Today, so many marital problems revolve around the subject of money. Either one partner is spending too much, or the other has a terrible history of debt. These are issues that can really make or break a marriage.
By talking about prenups and other financial topics, a couple is opening doors and practicing great communication skills. Couples should feel comfortable enough to talk about these things before jumping on the marriage bandwagon.
Even if you don’t decide to get a prenup, you talked about it and felt secure enough to discuss the pros and cons of important financial decisions.
2. A Prenup Provides Financial Freedom And Equality
As a woman, I know the frustrating realities about equal pay and wage gaps.
Without getting into a whole debate about women’s rights in the work force, I am going to point out that women make up nearly half of the US labor force; yet, we only make about 77 percent of our male counterparts’ earnings.
So even if I work hard full-time, my husband will still be bringing home more of the bacon. While I am all about supporting my husband and career, it still hurts to know that if he and I were working the same job, he would get paid more just because he is a man.
By getting a prenuptial agreement, I am giving myself the ability to make my own financial decisions about the money I make. Even though the fight for equal pay is still going on, I refuse to fight about how I want to spend my own money with my husband.

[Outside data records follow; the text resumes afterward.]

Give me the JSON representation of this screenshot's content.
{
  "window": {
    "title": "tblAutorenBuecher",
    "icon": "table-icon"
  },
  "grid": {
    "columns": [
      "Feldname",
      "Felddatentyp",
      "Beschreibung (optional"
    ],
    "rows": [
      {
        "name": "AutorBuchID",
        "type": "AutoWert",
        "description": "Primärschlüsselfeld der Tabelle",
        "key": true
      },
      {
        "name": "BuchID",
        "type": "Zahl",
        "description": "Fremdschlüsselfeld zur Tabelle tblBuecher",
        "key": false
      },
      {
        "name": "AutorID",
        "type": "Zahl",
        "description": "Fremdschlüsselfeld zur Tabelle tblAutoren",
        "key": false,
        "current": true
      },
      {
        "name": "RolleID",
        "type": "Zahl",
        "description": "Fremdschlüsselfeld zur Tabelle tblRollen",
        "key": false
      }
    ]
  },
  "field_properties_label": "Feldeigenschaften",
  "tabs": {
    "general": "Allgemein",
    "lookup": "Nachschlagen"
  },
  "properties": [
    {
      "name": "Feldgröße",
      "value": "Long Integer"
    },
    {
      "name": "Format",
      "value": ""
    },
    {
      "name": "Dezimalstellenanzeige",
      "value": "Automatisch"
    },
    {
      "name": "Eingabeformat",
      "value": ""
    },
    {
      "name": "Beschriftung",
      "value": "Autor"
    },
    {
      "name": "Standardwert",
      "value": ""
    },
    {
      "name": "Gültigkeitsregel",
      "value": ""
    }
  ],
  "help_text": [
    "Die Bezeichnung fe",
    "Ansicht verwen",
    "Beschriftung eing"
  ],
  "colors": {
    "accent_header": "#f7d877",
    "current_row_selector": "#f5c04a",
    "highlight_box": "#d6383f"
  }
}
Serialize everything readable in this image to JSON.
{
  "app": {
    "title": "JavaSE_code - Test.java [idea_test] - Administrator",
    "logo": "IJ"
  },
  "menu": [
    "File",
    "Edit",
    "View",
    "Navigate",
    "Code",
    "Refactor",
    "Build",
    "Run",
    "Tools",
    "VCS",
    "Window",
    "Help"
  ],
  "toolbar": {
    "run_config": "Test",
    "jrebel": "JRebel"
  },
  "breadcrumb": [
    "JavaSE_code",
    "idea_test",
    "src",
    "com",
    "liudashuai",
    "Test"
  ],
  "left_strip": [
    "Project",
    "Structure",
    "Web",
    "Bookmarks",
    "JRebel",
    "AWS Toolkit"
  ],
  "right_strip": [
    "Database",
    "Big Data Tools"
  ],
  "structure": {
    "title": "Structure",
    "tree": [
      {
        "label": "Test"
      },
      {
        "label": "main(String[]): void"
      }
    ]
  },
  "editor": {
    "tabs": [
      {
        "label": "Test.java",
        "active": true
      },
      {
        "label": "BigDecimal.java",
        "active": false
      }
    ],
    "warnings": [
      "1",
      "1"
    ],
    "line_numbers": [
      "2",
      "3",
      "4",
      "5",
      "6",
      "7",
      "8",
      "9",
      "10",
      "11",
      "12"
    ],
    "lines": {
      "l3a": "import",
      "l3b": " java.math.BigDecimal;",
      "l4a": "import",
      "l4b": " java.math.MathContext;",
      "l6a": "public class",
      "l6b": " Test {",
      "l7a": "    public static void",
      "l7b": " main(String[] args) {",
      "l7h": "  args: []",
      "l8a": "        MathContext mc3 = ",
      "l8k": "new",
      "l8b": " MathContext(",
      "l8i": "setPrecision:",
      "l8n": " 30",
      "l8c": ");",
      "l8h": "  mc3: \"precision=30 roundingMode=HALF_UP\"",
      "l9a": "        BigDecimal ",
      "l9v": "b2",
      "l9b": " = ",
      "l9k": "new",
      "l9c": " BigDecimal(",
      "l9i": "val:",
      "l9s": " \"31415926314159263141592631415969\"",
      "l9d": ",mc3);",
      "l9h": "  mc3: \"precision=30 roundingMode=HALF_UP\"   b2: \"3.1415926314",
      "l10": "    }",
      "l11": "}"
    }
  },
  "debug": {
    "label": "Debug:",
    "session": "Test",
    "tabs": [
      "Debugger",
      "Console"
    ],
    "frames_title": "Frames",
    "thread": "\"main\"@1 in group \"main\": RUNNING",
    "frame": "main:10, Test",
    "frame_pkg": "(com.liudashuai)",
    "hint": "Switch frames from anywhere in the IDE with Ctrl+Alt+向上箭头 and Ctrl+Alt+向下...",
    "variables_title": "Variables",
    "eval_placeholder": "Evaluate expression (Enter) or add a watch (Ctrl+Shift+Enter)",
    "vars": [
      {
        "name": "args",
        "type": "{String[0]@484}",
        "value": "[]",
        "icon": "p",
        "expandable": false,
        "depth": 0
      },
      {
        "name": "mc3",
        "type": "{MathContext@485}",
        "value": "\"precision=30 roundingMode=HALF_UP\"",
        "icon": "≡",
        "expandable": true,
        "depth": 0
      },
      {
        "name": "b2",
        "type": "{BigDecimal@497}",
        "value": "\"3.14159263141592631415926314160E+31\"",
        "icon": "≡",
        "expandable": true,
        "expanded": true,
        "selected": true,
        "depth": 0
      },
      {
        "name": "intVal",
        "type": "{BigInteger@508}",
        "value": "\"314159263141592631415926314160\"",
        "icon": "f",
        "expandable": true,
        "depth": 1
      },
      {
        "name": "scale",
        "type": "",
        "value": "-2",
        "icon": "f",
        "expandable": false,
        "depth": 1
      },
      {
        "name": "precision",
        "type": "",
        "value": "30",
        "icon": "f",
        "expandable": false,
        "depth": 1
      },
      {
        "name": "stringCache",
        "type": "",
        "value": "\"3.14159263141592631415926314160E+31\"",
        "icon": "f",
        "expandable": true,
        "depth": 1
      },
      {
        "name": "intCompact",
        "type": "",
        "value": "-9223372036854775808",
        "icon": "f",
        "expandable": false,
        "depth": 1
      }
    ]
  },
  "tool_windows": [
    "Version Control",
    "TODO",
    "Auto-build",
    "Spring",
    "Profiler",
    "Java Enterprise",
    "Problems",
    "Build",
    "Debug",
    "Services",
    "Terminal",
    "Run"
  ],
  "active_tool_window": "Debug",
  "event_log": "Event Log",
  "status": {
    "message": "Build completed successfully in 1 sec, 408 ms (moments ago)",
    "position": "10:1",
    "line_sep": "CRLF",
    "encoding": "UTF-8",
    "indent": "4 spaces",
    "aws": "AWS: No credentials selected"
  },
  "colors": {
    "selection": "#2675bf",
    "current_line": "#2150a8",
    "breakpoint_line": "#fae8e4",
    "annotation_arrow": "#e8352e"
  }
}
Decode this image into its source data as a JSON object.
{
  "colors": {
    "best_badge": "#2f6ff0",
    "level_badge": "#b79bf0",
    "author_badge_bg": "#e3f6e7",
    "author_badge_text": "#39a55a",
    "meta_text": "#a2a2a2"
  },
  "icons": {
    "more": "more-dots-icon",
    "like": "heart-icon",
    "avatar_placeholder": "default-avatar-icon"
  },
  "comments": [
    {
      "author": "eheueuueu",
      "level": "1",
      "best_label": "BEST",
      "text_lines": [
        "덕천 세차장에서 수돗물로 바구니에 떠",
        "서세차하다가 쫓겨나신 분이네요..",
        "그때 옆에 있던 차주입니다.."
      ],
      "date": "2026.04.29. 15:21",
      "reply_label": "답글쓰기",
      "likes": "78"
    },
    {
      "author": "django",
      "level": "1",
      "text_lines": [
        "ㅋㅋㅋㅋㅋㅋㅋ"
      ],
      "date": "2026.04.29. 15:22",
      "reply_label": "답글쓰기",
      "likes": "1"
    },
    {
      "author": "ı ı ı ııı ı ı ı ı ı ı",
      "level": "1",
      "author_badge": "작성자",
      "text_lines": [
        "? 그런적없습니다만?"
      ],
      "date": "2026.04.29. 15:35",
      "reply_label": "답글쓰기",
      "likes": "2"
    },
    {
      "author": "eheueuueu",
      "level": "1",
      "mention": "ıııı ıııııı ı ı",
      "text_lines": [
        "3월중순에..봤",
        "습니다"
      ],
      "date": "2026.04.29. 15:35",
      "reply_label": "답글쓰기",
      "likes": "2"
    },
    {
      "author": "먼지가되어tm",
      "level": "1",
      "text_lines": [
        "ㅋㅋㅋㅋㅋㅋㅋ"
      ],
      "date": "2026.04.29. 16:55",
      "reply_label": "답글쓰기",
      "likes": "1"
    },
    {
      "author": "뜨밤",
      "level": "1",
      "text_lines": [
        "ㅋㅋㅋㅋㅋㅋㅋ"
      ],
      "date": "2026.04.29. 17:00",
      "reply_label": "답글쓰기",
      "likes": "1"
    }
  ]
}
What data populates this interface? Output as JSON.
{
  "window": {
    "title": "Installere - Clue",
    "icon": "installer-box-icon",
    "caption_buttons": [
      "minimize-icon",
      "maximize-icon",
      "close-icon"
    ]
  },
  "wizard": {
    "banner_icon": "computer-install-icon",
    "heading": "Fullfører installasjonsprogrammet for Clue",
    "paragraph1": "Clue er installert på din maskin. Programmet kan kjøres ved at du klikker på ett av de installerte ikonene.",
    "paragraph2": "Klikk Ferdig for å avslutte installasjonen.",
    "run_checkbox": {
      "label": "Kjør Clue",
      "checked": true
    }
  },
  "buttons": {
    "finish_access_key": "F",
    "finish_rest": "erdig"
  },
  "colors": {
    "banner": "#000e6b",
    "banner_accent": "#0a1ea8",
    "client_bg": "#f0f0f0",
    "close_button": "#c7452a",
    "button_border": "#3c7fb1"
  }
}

Men will never understand the satisfaction of a new pair of Louboutins and that’s okay. I don’t need him to understand my shoe addiction. I just need him to accept my love for expensive shoes the same way I will accept his love of betting on basketball games and forming fantasy football teams.
3. A Prenup Allows Teamwork
There is something to be said about a woman who reads the Wall Street Journal and watches Bloomberg news.
Understanding what is going on in the world on a daily basis is very important. The world is changing, and it is important my husband and I both know what's going on.
In marriage, you and your partner are a team. One person in the marriage should not be responsible for the financial future of an entire family.
With a prenup, my husband and I will both be aware of our finances, and will work together to help each other improve along the way.
4. A Prenup Gives One Reassurance
Reassurance is necessary. I don’t care how independent, important or powerful you are. I know you like reassurance every once in a while, and that’s okay.
While there are so many ways to show your partner you love him or her for who he or she is, prenups still help.
We live in a world in which we love to show off what we have. We like to go to clubs we can’t afford, eat fancy brunches every weekend and try to make our jobs sound more important and interesting than they really are.
By getting a prenuptial agreement, my partner and I are both reassured that we love each other for the right reasons. We are taking the subject of money completely off the table, and living together because we love being together.